2. What qualifies as an “Action?”
CDARA defines an “action” as: “a civil action or an arbitration proceeding for damages, indemnity, or contribution brought against a construction professional to assert a claim, counterclaim, cross-claim, or third-party claim for damages, loss to, or the loss of use of, real or personal property or personal injury caused by a defect in the design or construction of an improvement to real property.”

3. What is a “Construction Professional?”
Under CDARA, a construction professional means “an architect, contractor, subcontractor, developer, builder, builder vendor, engineer, or inspector performing or furnishing the design, supervision, inspection, construction, or observation of the construction of any improvement to real property.” Interestingly, if the property at issue is commercial property, “the term ‘construction professional’ shall also include any prior owner of the commercial property…at the time the work was performed. “Commercial Property” means property that is zoned to permit commercial, industrial, or office types of use.

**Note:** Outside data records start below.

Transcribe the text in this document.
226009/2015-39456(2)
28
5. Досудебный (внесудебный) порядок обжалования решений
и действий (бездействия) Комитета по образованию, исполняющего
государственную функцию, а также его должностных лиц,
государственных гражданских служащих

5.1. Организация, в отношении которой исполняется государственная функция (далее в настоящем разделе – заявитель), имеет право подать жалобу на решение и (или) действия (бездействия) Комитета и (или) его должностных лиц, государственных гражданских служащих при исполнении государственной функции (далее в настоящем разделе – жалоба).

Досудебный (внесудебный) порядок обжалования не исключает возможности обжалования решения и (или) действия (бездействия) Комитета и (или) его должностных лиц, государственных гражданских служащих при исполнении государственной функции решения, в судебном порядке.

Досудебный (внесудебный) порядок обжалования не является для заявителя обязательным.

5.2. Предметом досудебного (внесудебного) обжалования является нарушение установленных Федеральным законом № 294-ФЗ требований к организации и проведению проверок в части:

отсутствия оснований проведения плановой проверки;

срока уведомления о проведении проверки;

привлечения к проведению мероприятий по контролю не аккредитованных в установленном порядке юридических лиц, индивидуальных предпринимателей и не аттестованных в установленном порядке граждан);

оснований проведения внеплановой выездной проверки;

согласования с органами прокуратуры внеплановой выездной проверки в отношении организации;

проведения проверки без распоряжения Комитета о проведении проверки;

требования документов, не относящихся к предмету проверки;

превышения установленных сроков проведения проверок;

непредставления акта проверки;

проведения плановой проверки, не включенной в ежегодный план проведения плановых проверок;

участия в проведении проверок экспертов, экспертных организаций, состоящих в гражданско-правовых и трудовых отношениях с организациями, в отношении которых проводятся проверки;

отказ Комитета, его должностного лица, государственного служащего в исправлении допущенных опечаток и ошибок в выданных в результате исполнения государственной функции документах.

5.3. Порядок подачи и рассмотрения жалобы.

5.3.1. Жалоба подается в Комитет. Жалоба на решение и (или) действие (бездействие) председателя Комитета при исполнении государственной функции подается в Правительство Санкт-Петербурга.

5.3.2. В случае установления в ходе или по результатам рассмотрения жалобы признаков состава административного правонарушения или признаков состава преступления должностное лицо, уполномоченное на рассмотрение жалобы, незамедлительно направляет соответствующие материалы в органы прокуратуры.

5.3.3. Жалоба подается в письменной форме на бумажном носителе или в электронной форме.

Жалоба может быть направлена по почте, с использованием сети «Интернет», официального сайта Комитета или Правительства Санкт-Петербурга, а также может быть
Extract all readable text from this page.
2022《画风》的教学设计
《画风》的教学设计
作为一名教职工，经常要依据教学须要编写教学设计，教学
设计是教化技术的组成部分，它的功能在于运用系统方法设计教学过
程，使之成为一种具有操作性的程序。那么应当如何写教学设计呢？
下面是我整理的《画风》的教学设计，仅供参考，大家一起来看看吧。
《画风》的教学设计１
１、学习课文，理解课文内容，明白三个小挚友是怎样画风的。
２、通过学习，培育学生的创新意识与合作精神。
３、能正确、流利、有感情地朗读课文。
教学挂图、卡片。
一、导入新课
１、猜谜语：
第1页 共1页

4. What is the Statute of Limitations for Construction Defect claims?
The CDARA statute of limitations operates to bar claims when a period of time has passed after the claim has arisen or an injury has resulted. It is designed to prevent homeowners from delaying and not pursuing their claims after they learn that a construction defect exists. The statute of limitations requires all homeowners to bring construction defect claims against a construction professional within 2 years from the date the “claim for relief arises.” The statute further explains that a “claim for relief arises under this section at the time the claimant or claimant’s predecessor in interest discovers or in the exercise of reasonable diligence should have discovered the physical manifestations of a defect in the improvement which ultimately caused the injury.”

5. What is the Statute of Repose?
The statute of repose imposes an absolute bar on all construction defect claims after a set period of time, regardless of whether the claim has arisen or an injury has resulted. With limited exceptions, homeowners are given 6 years from the date of “substantial completion of the improvement to real property” to bring claims against a construction professional. If a homeowner discovers a defect in the 5th or 6th year, the statute of repose can be extended out for an additional 2 years, or 8 years total.

6. Assuming your claim is timely, what is the next step?
Sending a “CDARA Notice” to your contractor (or, if you’re the contractor, responding to the Notice). The Notice must be sent to the contractor no less than 75 days prior to filing suit (for residential properties) or, for commercial properties, no less than 90 days prior to filing suit. Upon receipt of the Notice by the contractor, the homeowner needs to be prepared to offer “reasonable access” to their property for an inspection by the contractor. This inspection needs to take place within 30 days of delivery of the Notice. Within 30 days’ following the inspection (or 45 days for commercial property), the construction professional may send or deliver: (1) an offer to settle the matter by payment of a sum certain; or (2) an offer to remedy the claimed defect. The homeowner then has 15 days to accept the offer, or it is deemed rejected by law. If no offer is made by the construction professional, or if any offer made is rejected, the homeowner may file suit for the defects claimed in the notice (unless any contract between the parties calls for pre-litigation mediation). If the construction professional fails to comply with its offer to settle or remedy, the homeowner may proceed to file suit for the defects claimed in the notice without further notice.

7. What happens if my claim is timely, but I fail to send my CDARA Notice?
Per statute, your case will be “stayed” (postponed) until homeowner has complied with all requirements.